Christmas Songwriters Club (2014)
Festive spirit and great tunes fill new location for an evening with some of Edinburgh's best
Stop Christmas right there, because the best seasonal hit you’re not likely to hear again in your life has been written. Apologising for the ‘disaster’ that apparently was his Christmas Songwriters Club appearance back in 2010 (‘I got pissed a little too early…’) Eagleowl’s Bart Owl decided to ‘take Christmas back to its roots’ with ‘the greatest Christmas story ever told.' That’s Die Hard, told from the perspective of its location, Nakatomi Plaza.
And so, we were treated to seasonal lines like ‘why is it okay to tell your life story on a police radio to a cop you’ve never met?’ and ‘if you shoot all the bad guys your ex-wife will see you in a new light’ and ‘you’ve taken off your socks, that’s not ideal.’ This solo piece of acoustic whimsy kind of stole the show, but it wasn’t the only good thing about this typically excellent traditional Christmas jolly where the participants riff on their own specially-written festive songs, this year relocated to the Methodist Central Hall just off Tollcross after outings at Leith Dockers Club and the Queen’s Hall.
A word or two is worth being said about the venue here, because the location was excellent, a grand but strangely intimate space with a curved balcony which was great for this bunch of acoustic segments.

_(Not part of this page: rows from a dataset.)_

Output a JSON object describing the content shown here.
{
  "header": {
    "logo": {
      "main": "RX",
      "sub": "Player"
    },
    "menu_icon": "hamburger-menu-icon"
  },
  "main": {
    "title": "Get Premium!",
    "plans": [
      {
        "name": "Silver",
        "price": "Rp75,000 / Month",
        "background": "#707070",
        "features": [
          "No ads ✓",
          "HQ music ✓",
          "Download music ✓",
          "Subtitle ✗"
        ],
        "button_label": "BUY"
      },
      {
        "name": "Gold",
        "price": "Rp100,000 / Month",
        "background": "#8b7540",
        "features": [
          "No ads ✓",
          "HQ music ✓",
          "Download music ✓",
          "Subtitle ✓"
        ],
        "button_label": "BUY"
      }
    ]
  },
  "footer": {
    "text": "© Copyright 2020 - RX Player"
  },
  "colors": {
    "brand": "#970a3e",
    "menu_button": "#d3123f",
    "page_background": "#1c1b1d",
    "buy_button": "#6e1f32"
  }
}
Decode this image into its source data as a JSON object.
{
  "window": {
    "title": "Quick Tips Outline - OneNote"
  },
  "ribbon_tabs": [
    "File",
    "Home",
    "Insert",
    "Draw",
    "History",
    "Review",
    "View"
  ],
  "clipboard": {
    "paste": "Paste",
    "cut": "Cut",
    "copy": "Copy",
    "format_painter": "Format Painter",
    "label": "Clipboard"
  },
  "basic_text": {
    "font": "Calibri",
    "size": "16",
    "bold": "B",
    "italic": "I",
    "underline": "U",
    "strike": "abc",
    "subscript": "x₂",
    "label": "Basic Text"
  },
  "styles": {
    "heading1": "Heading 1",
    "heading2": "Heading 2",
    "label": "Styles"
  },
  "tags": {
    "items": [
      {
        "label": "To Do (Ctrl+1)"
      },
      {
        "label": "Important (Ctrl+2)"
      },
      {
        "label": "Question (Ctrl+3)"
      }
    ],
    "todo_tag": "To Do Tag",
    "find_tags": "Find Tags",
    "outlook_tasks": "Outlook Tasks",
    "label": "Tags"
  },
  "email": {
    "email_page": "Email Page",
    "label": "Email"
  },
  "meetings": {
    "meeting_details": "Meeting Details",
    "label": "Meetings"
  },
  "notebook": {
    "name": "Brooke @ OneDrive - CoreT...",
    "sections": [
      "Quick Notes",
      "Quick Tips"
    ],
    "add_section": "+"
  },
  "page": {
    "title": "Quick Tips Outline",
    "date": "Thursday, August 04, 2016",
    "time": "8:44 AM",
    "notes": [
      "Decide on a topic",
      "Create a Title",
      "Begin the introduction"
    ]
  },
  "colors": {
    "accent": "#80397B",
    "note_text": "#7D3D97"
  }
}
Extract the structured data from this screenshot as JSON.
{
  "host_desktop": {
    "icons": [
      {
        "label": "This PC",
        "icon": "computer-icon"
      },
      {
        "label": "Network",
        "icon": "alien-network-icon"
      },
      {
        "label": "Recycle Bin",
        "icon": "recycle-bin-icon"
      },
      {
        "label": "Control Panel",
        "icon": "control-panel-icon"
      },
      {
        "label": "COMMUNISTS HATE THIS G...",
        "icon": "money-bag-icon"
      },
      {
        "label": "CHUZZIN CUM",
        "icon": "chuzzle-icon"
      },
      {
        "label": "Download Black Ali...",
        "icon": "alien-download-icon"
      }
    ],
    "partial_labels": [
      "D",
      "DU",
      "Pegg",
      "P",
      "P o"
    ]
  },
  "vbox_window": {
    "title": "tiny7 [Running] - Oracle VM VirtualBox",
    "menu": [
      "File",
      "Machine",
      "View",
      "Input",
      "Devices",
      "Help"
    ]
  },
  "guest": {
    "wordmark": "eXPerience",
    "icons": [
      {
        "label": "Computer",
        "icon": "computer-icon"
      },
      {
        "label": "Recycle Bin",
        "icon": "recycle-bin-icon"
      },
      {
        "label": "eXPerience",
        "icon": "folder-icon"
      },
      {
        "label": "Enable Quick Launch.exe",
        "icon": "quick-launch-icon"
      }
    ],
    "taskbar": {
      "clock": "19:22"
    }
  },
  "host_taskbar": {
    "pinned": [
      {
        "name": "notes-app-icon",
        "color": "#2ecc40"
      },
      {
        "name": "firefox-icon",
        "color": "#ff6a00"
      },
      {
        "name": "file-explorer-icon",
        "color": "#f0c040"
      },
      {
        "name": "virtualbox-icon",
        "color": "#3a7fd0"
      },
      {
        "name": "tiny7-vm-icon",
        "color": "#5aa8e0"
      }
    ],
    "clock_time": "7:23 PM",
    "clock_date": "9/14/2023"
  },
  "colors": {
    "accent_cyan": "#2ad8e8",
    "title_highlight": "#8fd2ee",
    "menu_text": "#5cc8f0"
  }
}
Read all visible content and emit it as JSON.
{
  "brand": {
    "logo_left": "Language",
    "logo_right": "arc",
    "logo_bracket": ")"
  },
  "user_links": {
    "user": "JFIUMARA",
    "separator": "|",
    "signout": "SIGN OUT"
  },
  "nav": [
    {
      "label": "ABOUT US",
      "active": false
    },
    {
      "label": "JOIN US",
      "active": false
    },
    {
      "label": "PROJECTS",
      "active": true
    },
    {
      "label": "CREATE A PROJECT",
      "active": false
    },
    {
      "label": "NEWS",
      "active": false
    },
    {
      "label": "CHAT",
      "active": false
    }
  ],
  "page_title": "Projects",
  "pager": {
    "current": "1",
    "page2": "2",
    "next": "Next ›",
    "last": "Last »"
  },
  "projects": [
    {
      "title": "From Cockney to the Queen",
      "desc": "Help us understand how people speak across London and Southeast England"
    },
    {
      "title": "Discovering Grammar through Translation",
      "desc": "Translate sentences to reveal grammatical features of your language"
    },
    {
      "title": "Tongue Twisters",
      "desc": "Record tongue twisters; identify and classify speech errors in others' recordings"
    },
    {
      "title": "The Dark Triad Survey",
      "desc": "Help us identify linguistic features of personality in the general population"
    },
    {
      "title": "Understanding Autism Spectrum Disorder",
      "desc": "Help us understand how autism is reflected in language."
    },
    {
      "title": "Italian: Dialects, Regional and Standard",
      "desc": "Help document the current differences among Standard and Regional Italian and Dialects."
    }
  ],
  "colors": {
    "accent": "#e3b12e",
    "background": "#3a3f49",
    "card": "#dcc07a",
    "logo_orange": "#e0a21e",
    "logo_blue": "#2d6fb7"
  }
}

The ambience is obviously more formal, but it’s a space which suggested it should be used for the right kind of show, and that larger-scale ones than this could be contained within.
The line-up gathered together a bunch of Edinburgh’s current best, with a selection so packed over three and a half hours that well-established favourites Book Group, Discopolis and TeenCanteen were over barely an hour into the show. On a night with its own Christmas jumper contest (the woman in the Christmas tree dress won, we believe), the latter turned up in festive red and green dressed with a new song called ‘Christmas Eve Alone’.
On either side of the interval, there were strong sets from The Heartland Flyers, a stoic outfit playing Scots bluegrass with a song called ‘Santa Claus is Taking Christmas Off This Year’ in their roster, and The Lonely Together, a kind of jolly Echo and the Bunnymen in matching bear and animal hats who sing a ‘love story about Edinburgh’ called ‘Hometown Christmas’. After this came the (in)famous Eagleowl slot, which was actually a short joint affair with Neil ‘Meursault’ Pennycook as he appears now – calling himself Supermoon and playing typically full-voiced and slightly unnerving songs about being stuck in Amsterdam for Christmas and finding solace in booze and prostitution.
Bearing the enviable introduction ‘ladies and gentlemen, Christmas's John McIntosh’, the penultimate act played cheery and authentic folk in his seventh consecutive appearance at CSC, while Broken Records were low on apparent seasonal theme, the words kind of getting lost in the volume, but high in rich, dramatic rock which saw the entire crowd on their feet for the first time.
Review is from the event at Central Hall, Edinburgh, Sat 20 Dec.